Simão falou assim e todos os idumeus demonstraram com gritos que aprovavam o que ele tinha dito; Jesus retirou-se muito triste por ver na disposi­ção em que eles se achavam que a cidade era presa de uma dupla guerra. Os idumeus, por seu lado, não estavam em menor agitação de espírito; eles não podiam tolerar a ofensa que se lhes haviam feito, por não se lhes terem aberto as portas; achavam que os zelotes não eram tão fortes como eles haviam imagina­do e o desgosto por não poder socorrê-los, os fazia arrependerem-se de ter vin­do. A vergonha de voltar sem nada ter feito levou-os, entretanto, a outros senti­mentos; assim, resolveram ficar e acamparam perto das mulhares da cidade.

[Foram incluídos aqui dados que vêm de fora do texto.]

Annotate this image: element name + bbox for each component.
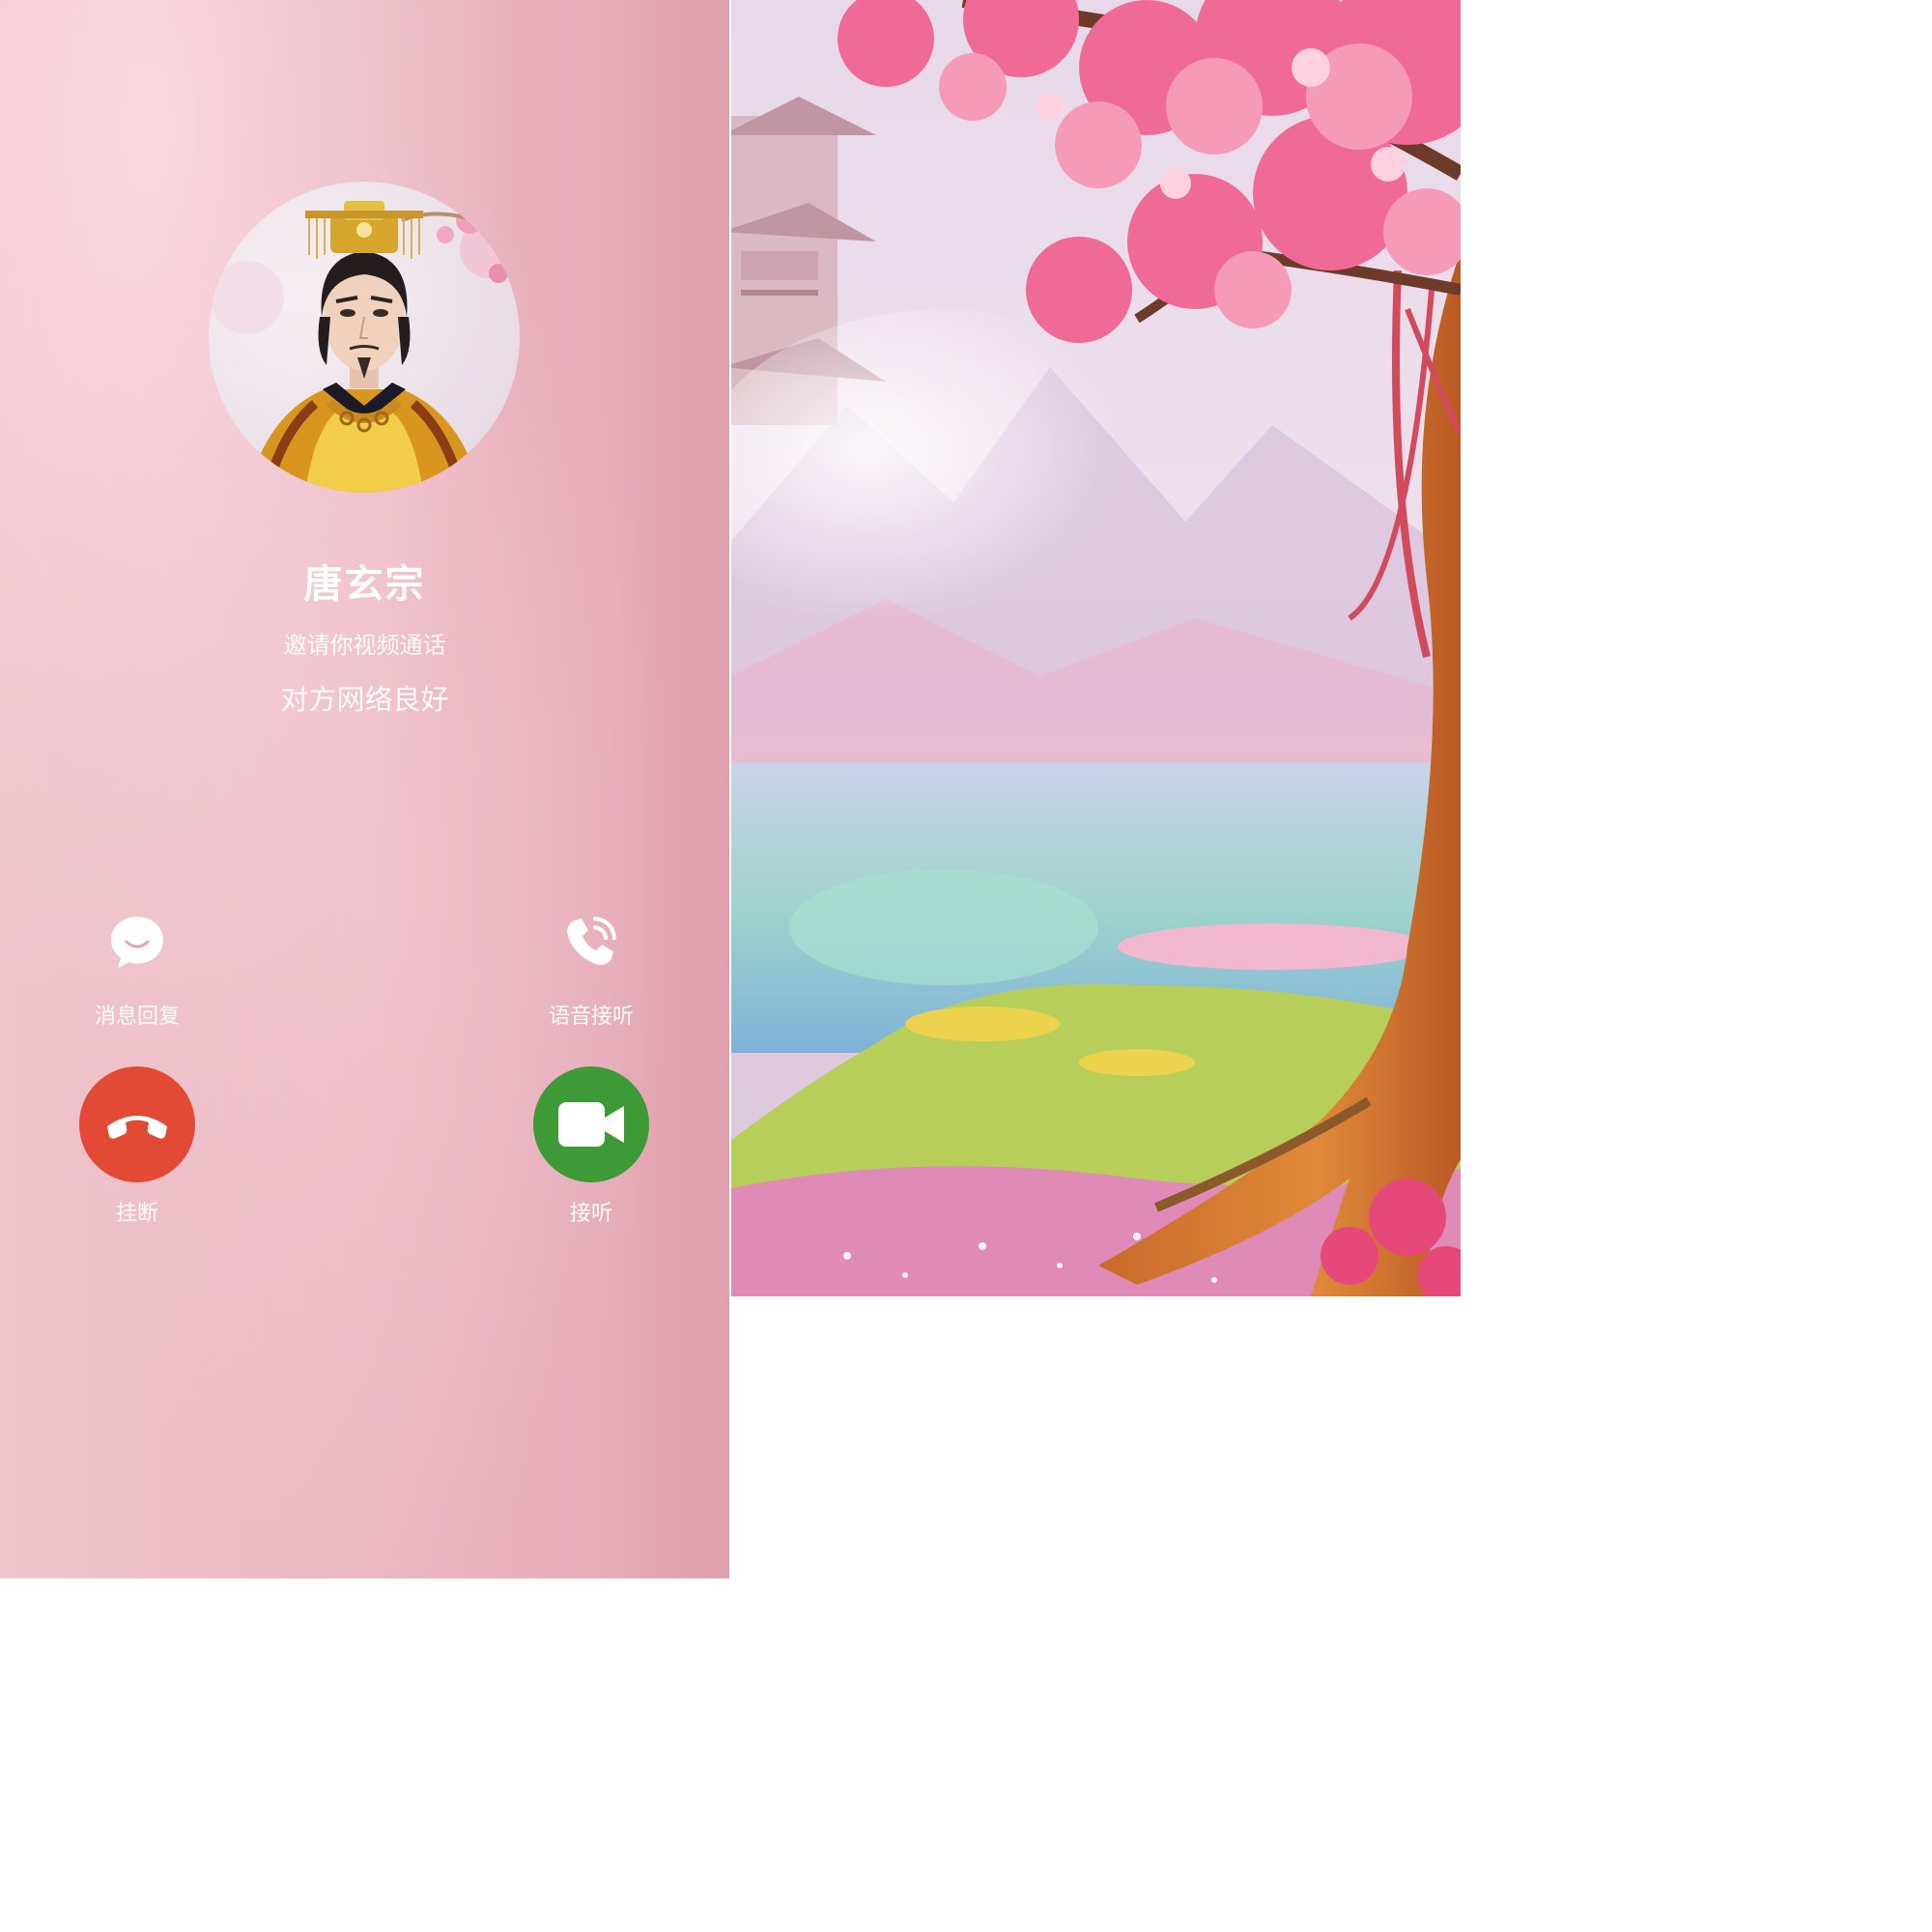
scenery-image	[731, 0, 1461, 1296]
incoming-call-screen: 唐玄宗 邀请你视频通话 对方网络良好 消息回复 语音接听 挂断 接听	[0, 0, 729, 1578]
hangup-circle[interactable]	[79, 1066, 195, 1182]
network-status-text: 对方网络良好	[280, 683, 449, 716]
caller-avatar	[209, 182, 520, 493]
cherry-blossom-scenery	[731, 0, 1461, 1296]
answer-circle[interactable]	[533, 1066, 649, 1182]
answer-label: 接听	[569, 1202, 612, 1226]
answer-button[interactable]: 接听	[495, 1066, 688, 1227]
background-shade	[613, 0, 729, 1578]
stage: 唐玄宗 邀请你视频通话 对方网络良好 消息回复 语音接听 挂断 接听	[0, 0, 1932, 1932]
voice-answer-label: 语音接听	[548, 1005, 634, 1029]
message-reply-label: 消息回复	[94, 1005, 180, 1029]
message-reply-button[interactable]: 消息回复	[41, 912, 234, 1030]
phone-ringing-icon	[561, 912, 621, 972]
hangup-button[interactable]: 挂断	[41, 1066, 234, 1227]
call-invitation-text: 邀请你视频通话	[283, 632, 446, 659]
phone-hangup-icon	[107, 1116, 167, 1139]
hangup-label: 挂断	[115, 1202, 158, 1226]
chat-bubble-icon	[107, 912, 167, 972]
emperor-portrait	[211, 201, 520, 493]
voice-answer-button[interactable]: 语音接听	[495, 912, 688, 1030]
caller-name: 唐玄宗	[303, 562, 426, 607]
video-camera-icon	[558, 1102, 624, 1147]
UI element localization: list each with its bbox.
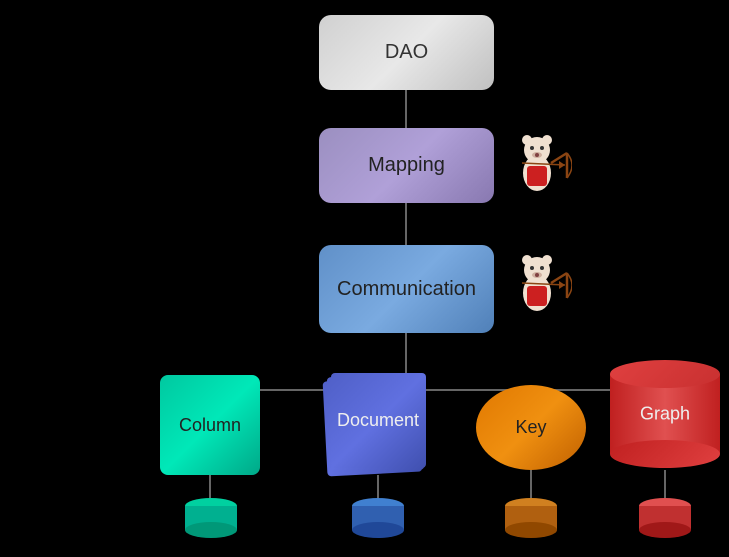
key-shape: Key <box>476 385 586 470</box>
archer-communication-icon <box>502 248 572 327</box>
small-cyl-document <box>350 498 406 547</box>
small-cyl-key <box>503 498 559 547</box>
graph-label: Graph <box>640 404 690 425</box>
dao-box: DAO <box>319 15 494 90</box>
cyl-bottom <box>610 440 720 468</box>
mapping-box: Mapping <box>319 128 494 203</box>
mapping-label: Mapping <box>368 154 445 177</box>
document-shape: Document <box>318 365 438 475</box>
column-shape: Column <box>160 375 260 475</box>
diagram-container: DAO Mapping <box>0 0 729 557</box>
key-label: Key <box>515 417 546 438</box>
communication-label: Communication <box>337 278 476 301</box>
small-cyl-column <box>183 498 239 547</box>
dao-label: DAO <box>385 41 428 64</box>
communication-box: Communication <box>319 245 494 333</box>
document-label: Document <box>337 410 419 431</box>
graph-cylinder: Graph <box>610 360 720 468</box>
archer-mapping-icon <box>502 128 572 207</box>
column-label: Column <box>179 415 241 436</box>
small-cyl-graph <box>637 498 693 547</box>
cyl-top <box>610 360 720 388</box>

Na noite seguinte, sobreveio uma horrível tempestade: a violência do vento, a impetuosidade da chuva, a quantidade de relâmpagos, o ribombar hor­rível do trovão, e um tremor de terra, acompanhado de rugidos, perturbou de tal modo a ordem da natureza, que todos julgaram presságio de grandes desgraças.

Os habitantes de Jerusalém e os idumeus eram, a esse respeito, da mesma opinião. Estes últimos acreditavam que Deus estava encolerizado, por eles terem tomado as armas; julgavam não poder evitar o castigo, se continuassem a fazer a guerra à sua capital. Anano e os do seu partido estavam persuadidos de que Deus declarando-se daquele modo em seu favor, eles seriam vencedores, sem combater. Mas os fatos demonstraram que uns e outros se enganavam.

Os idumeus, durante a tempestade, uniram-se apertando-se uns contra os outros, cobrindo-se com seus escudos. Os zelotes, que estavam ainda mais aflitos do que eles mesmos, reuniram-se para deliberar sobre os meios de ajudá-los. Os mais ousados propuseram atacar o corpo de guarda dos sitiantes e depois de os terem repelido, abrir as portas da cidade aos idumeus. Disseram, para apoiar sua opinião que a execução daquele projeto não era tão difícil como se poderia imagi­nar, porque a maior parte dos que compunham o corpo de guarda eram homens mal armados e pouco aguerridos; atacando-os de improviso seria fácil vencê-los; a grande tempestade havia encerrado a todos os outros em suas casas e dificilmente eles se poderiam reunir. Porém, mesmo quando a empresa fosse mais arriscada, não havia perigo aos quais eles não se devessem expor, antes que ter vergonha de deixar perecer tantas tropas que tinham vindo socorrê-los.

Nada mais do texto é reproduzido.